Donald Trump speaks during a campaign event. Sara D. Davis/Getty Images

Credit: Jim Galloway

Credit: Jim Galloway

Donald Trump speaks during a campaign event. Sara D. Davis/Getty Images

Washington - Hours after GOP vice presidential nominee Mike Pence said he and Donald Trump "will absolutely accept the results of the election" in November, the GOP nominee sent the latest warning that indicated he disagreed.

Pence told NBC's "Meet the Press" on Sunday that the media's "obvious bias" is driving Trump's claims of "a rigged election." But then Trump took his claims a step further, claiming that the election is not only being "rigged" by the media but it is also being manipulated at "many polling places."

Trailing in the polls and reeling from more accusations of sexual assaults and defections from party leaders, Trump's latest blast is another indication that he's holding nothing back in the final weeks before the vote.
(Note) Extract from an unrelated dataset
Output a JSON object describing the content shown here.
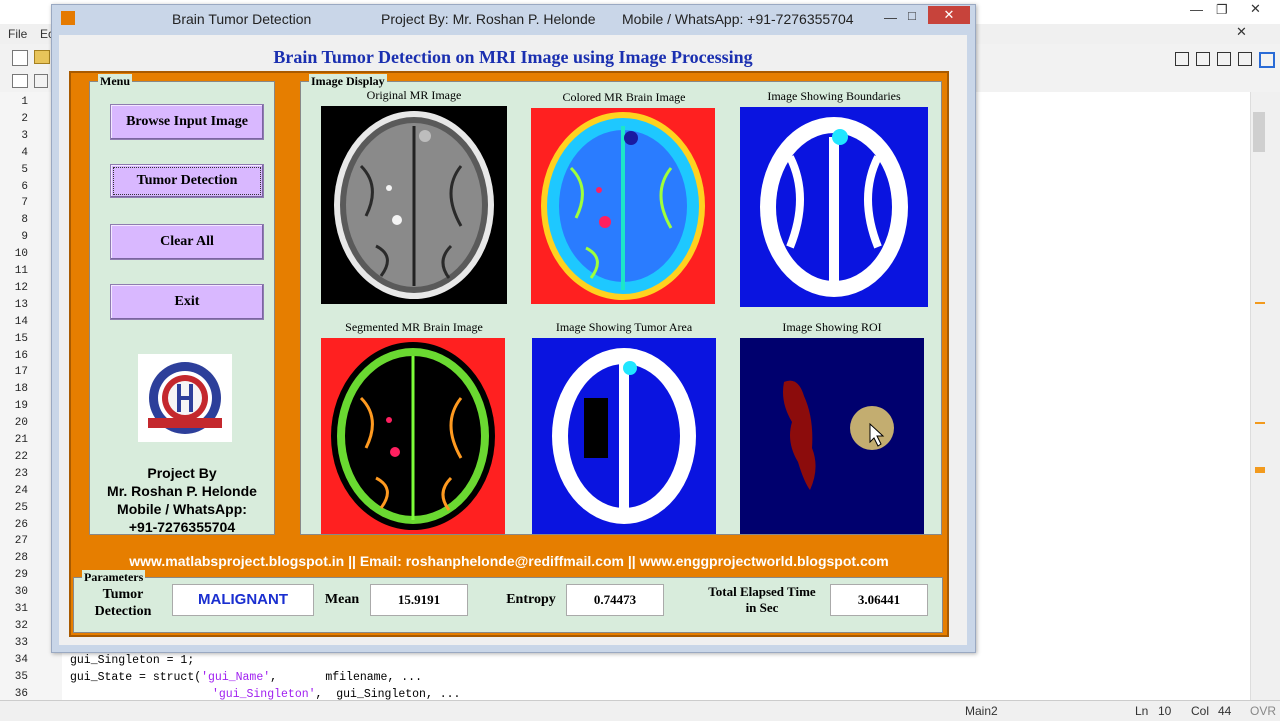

By suggesting fraud at the polling sites could cost him the election, Trump is not only clashing with Pence - who said he expects a peaceful transition of power - but also a cadre of GOP leaders who have warned he could do lasting damage to American democracy by claiming the election is fraudulent if he doesn't win.

Consider the pushback from two of Trump's most loyal Georgia supporters the last time he launched a string of warnings that the election was "rigged."

U.S. Sen. David Perdue urged him to avoid that line of attack, saying he disagreed with the nominee about the prospect of a rigged contest.

And U.S. Rep. Doug Collins, R-Gainesville, said he was worried "about how we discuss our electoral system."

Said Collins:

"That goes to the integrity of what we are. If you win, you win. If you lose, you lose. I want people to know there's integrity – voting is a bought gift. I want to encourage it."

He was pressed to elaborate on what he meant by that.

"When Trump says it's fixed or rigged, my hope is that it's taken in the vein that the media is against me – not that the voting process is," he said. "That's the danger of our democracy. We can argue the edges, but let's not cut into the exoskeleton."

"It's one big ugly lie, it's one big fix," Trump told a rally in North Carolina on Friday, adding later: "And the only thing I say is hopefully, hopefully, our patriotic movement will overcome this terrible deception."

Trump's supporters appear to be taking his grievances seriously. Only about one-third of Republicans said they have a great deal or quite a bit of confidence that votes on Election Day will be counted fairly, according to poll from the Associated Press-NORC Center for Public Affairs Research.